Of course, we don't know whether $\pi$ is a normal number and hence we do not know if every finite decimal pattern occurs, but let's assume for the moment that it does (or one simply changes to some proven normal number, like the Copeland-Erdős constant).
The thing that struck me was whether the index of the data might actually be a larger number than the data itself. Does there exist some measure of the probability of finding a decimal sequence of length $n$ before the $m$:th decimal place? For $\pi$ in this case, I doubt there's a general formula. Would it depend on the base?
Information or references to other, similar ideas are also very welcome.
(Yes, I understand that this method is very impractical for everyday use, I just found the idea intriguinng.)
Taking decimal base, assuming (big assumption) that the digits of $\pi$ are random, (uniform distribution, iid) , then given a number with $k$ decimal digits, the probability of finding it before some time $n$ is difficult to find in general (see eg here), and it might depend on the number itself.
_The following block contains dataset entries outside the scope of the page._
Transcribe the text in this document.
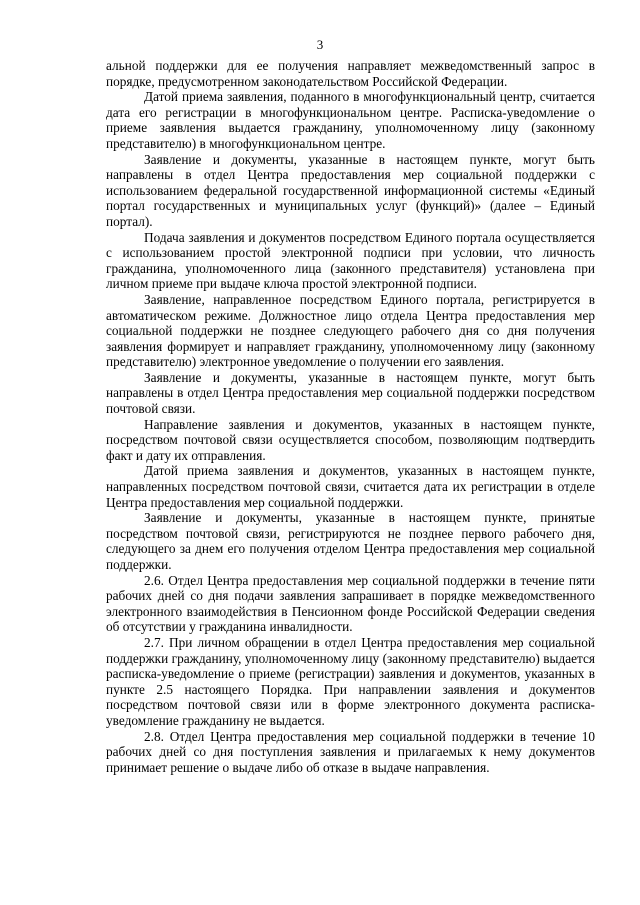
3

альной поддержки для ее получения направляет межведомственный запрос в порядке, предусмотренном законодательством Российской Федерации.

Датой приема заявления, поданного в многофункциональный центр, считается дата его регистрации в многофункциональном центре. Расписка-уведомление о приеме заявления выдается гражданину, уполномоченному лицу (законному представителю) в многофункциональном центре.

Заявление и документы, указанные в настоящем пункте, могут быть направлены в отдел Центра предоставления мер социальной поддержки с использованием федеральной государственной информационной системы «Единый портал государственных и муниципальных услуг (функций)» (далее – Единый портал).

Подача заявления и документов посредством Единого портала осуществляется с использованием простой электронной подписи при условии, что личность гражданина, уполномоченного лица (законного представителя) установлена при личном приеме при выдаче ключа простой электронной подписи.

Заявление, направленное посредством Единого портала, регистрируется в автоматическом режиме. Должностное лицо отдела Центра предоставления мер социальной поддержки не позднее следующего рабочего дня со дня получения заявления формирует и направляет гражданину, уполномоченному лицу (законному представителю) электронное уведомление о получении его заявления.

Заявление и документы, указанные в настоящем пункте, могут быть направлены в отдел Центра предоставления мер социальной поддержки посредством почтовой связи.

Направление заявления и документов, указанных в настоящем пункте, посредством почтовой связи осуществляется способом, позволяющим подтвердить факт и дату их отправления.

Датой приема заявления и документов, указанных в настоящем пункте, направленных посредством почтовой связи, считается дата их регистрации в отделе Центра предоставления мер социальной поддержки.

Заявление и документы, указанные в настоящем пункте, принятые посредством почтовой связи, регистрируются не позднее первого рабочего дня, следующего за днем его получения отделом Центра предоставления мер социальной поддержки.

2.6. Отдел Центра предоставления мер социальной поддержки в течение пяти рабочих дней со дня подачи заявления запрашивает в порядке межведомственного электронного взаимодействия в Пенсионном фонде Российской Федерации сведения об отсутствии у гражданина инвалидности.

2.7. При личном обращении в отдел Центра предоставления мер социальной поддержки гражданину, уполномоченному лицу (законному представителю) выдается расписка-уведомление о приеме (регистрации) заявления и документов, указанных в пункте 2.5 настоящего Порядка. При направлении заявления и документов посредством почтовой связи или в форме электронного документа расписка-уведомление гражданину не выдается.

2.8. Отдел Центра предоставления мер социальной поддержки в течение 10 рабочих дней со дня поступления заявления и прилагаемых к нему документов принимает решение о выдаче либо об отказе в выдаче направления.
A simplifying assumption would be to assume that all coincidence tries are independent (no overlapping) ; obviously a false assumption, but in many asympotics this is a fair approximation). We'd have then a geometric random variable with $p=1-10^{-k}$ (probability of success), and its expected value would be $\approx 10^{k}$. Which is the same order of the value of the number. Hence -under this very coarse approximation- the "index" is on average of the same magnitude as the number itself.